The incident spurred additional security precautions.
"We went to work like we were hitting the beaches at Normandy," he recalled. "But we soon learned that we couldn't build friendships by holding a gun to someone's head. Plus there were far more of them than us. If they wanted to get you, you couldn't prevent it."
The Afghans he worked with were stunned by the incident.
"They were very sorry," Baker said. "We talked through it and moved on."
That level of trust was typical of Baker's impact on the Afghans. He developed numerous outside-the-wire relationships with Afghan officials that resulted in the flow of critical information, avoided potentially deadly altercations and exposed major corruption.

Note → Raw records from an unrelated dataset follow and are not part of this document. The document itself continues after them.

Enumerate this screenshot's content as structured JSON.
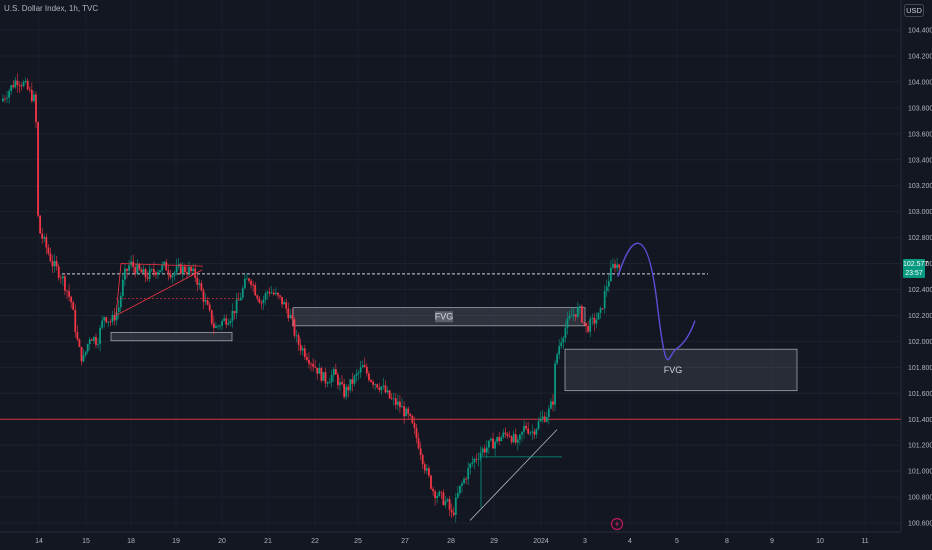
{
  "header": {
    "symbol_line": "U.S. Dollar Index, 1h, TVC",
    "currency_label": "USD"
  },
  "price_tag": {
    "price": "102.577",
    "countdown": "23:57",
    "color": "#089981"
  },
  "colors": {
    "up": "#089981",
    "down": "#f23645",
    "background": "#131722",
    "projection": "#5b4fd6",
    "support_line": "#f23645"
  },
  "watermark": {
    "icon": "tradingview-bolt-icon"
  },
  "chart_data": {
    "type": "candlestick",
    "y_axis": {
      "ylim": [
        100.55,
        104.55
      ],
      "ticks": [
        "104.400",
        "104.200",
        "104.000",
        "103.800",
        "103.600",
        "103.400",
        "103.200",
        "103.000",
        "102.800",
        "102.600",
        "102.400",
        "102.200",
        "102.000",
        "101.800",
        "101.600",
        "101.400",
        "101.200",
        "101.000",
        "100.800",
        "100.600"
      ]
    },
    "x_axis": {
      "ticks": [
        "14",
        "15",
        "18",
        "19",
        "20",
        "21",
        "22",
        "25",
        "27",
        "28",
        "29",
        "2024",
        "3",
        "4",
        "5",
        "8",
        "9",
        "10",
        "11"
      ]
    },
    "current_price": 102.577,
    "price_path": [
      [
        0,
        103.85
      ],
      [
        0.02,
        103.95
      ],
      [
        0.034,
        104.02
      ],
      [
        0.05,
        103.98
      ],
      [
        0.064,
        103.9
      ],
      [
        0.074,
        103.85
      ],
      [
        0.078,
        103.0
      ],
      [
        0.082,
        102.85
      ],
      [
        0.094,
        102.75
      ],
      [
        0.11,
        102.6
      ],
      [
        0.13,
        102.5
      ],
      [
        0.15,
        102.3
      ],
      [
        0.165,
        101.95
      ],
      [
        0.175,
        101.85
      ],
      [
        0.19,
        102.05
      ],
      [
        0.205,
        102.0
      ],
      [
        0.22,
        102.2
      ],
      [
        0.235,
        102.15
      ],
      [
        0.25,
        102.25
      ],
      [
        0.262,
        102.5
      ],
      [
        0.275,
        102.6
      ],
      [
        0.29,
        102.55
      ],
      [
        0.31,
        102.5
      ],
      [
        0.33,
        102.55
      ],
      [
        0.35,
        102.58
      ],
      [
        0.365,
        102.52
      ],
      [
        0.38,
        102.56
      ],
      [
        0.4,
        102.55
      ],
      [
        0.415,
        102.5
      ],
      [
        0.43,
        102.35
      ],
      [
        0.445,
        102.2
      ],
      [
        0.455,
        102.1
      ],
      [
        0.47,
        102.15
      ],
      [
        0.49,
        102.2
      ],
      [
        0.505,
        102.3
      ],
      [
        0.52,
        102.45
      ],
      [
        0.53,
        102.5
      ],
      [
        0.54,
        102.4
      ],
      [
        0.555,
        102.3
      ],
      [
        0.57,
        102.4
      ],
      [
        0.585,
        102.35
      ],
      [
        0.6,
        102.3
      ],
      [
        0.615,
        102.2
      ],
      [
        0.63,
        102.0
      ],
      [
        0.65,
        101.9
      ],
      [
        0.67,
        101.8
      ],
      [
        0.69,
        101.7
      ],
      [
        0.71,
        101.75
      ],
      [
        0.73,
        101.6
      ],
      [
        0.75,
        101.7
      ],
      [
        0.77,
        101.8
      ],
      [
        0.79,
        101.7
      ],
      [
        0.81,
        101.65
      ],
      [
        0.83,
        101.55
      ],
      [
        0.85,
        101.5
      ],
      [
        0.87,
        101.4
      ],
      [
        0.89,
        101.2
      ],
      [
        0.905,
        101.0
      ],
      [
        0.92,
        100.85
      ],
      [
        0.935,
        100.8
      ],
      [
        0.95,
        100.75
      ],
      [
        0.96,
        100.65
      ],
      [
        0.975,
        100.85
      ],
      [
        1.0,
        101.05
      ],
      [
        1.02,
        101.15
      ],
      [
        1.04,
        101.2
      ],
      [
        1.06,
        101.25
      ],
      [
        1.08,
        101.3
      ],
      [
        1.1,
        101.2
      ],
      [
        1.115,
        101.35
      ],
      [
        1.13,
        101.3
      ],
      [
        1.15,
        101.4
      ],
      [
        1.165,
        101.45
      ],
      [
        1.175,
        101.55
      ],
      [
        1.18,
        101.85
      ],
      [
        1.19,
        102.0
      ],
      [
        1.2,
        102.1
      ],
      [
        1.215,
        102.2
      ],
      [
        1.23,
        102.25
      ],
      [
        1.245,
        102.1
      ],
      [
        1.26,
        102.15
      ],
      [
        1.275,
        102.2
      ],
      [
        1.29,
        102.45
      ],
      [
        1.305,
        102.6
      ],
      [
        1.315,
        102.58
      ]
    ],
    "annotations": {
      "dotted_price_line": 102.52,
      "support_line": 101.4,
      "fvg_upper": {
        "label": "FVG",
        "top": 102.26,
        "bottom": 102.12
      },
      "fvg_lower": {
        "label": "FVG",
        "top": 101.94,
        "bottom": 101.62
      },
      "consolidation_box": {
        "top": 102.07,
        "bottom": 102.02
      },
      "projection_path": "up to ~102.75 then down to ~101.94 then up to ~102.16"
    }
  }
}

He told an Air Force writer that he was honored and humbled by the recognitions.
“It’s all the more special to be nominated based on events which happened under AETC, which were by far the furthest forward and potentially most hazardous assignment I’ve ever had,” he is quoted in the Air Force article. “I genuinely hope that this helps bring some much-needed attention to the incredible work AETC folks are doing every day supporting combat operations around the world.”
Baker has resumed his instructor duties with the 550th Special Operations Squadron at Kirtland. And he is enjoying life with his wife, Ginger, and the couple's two daughters: Emmalee, 13, and Madelyn, 8.
But he misses Afghanistan. "I was embedded with the Afghans for 12 months and I developed a heart for the Afghan people," he said. "They were very endearing, very engaging. They became like a second family. I learned to appreciate them as much as they drove me crazy."
He said his experiences were very special.
"Just the sheer 'surrealness' of flying a Russian airplane in Afghanistan like a bush pilot," he said. "I also miss the Afghan people."
The elder Baker, smiling frequently, said those three qualities continue to pay dividends for his son.
“His life is based around being a good person,” he said. “He’s a good Christian man and I guess God has been on his side. Dad’s very proud of him.”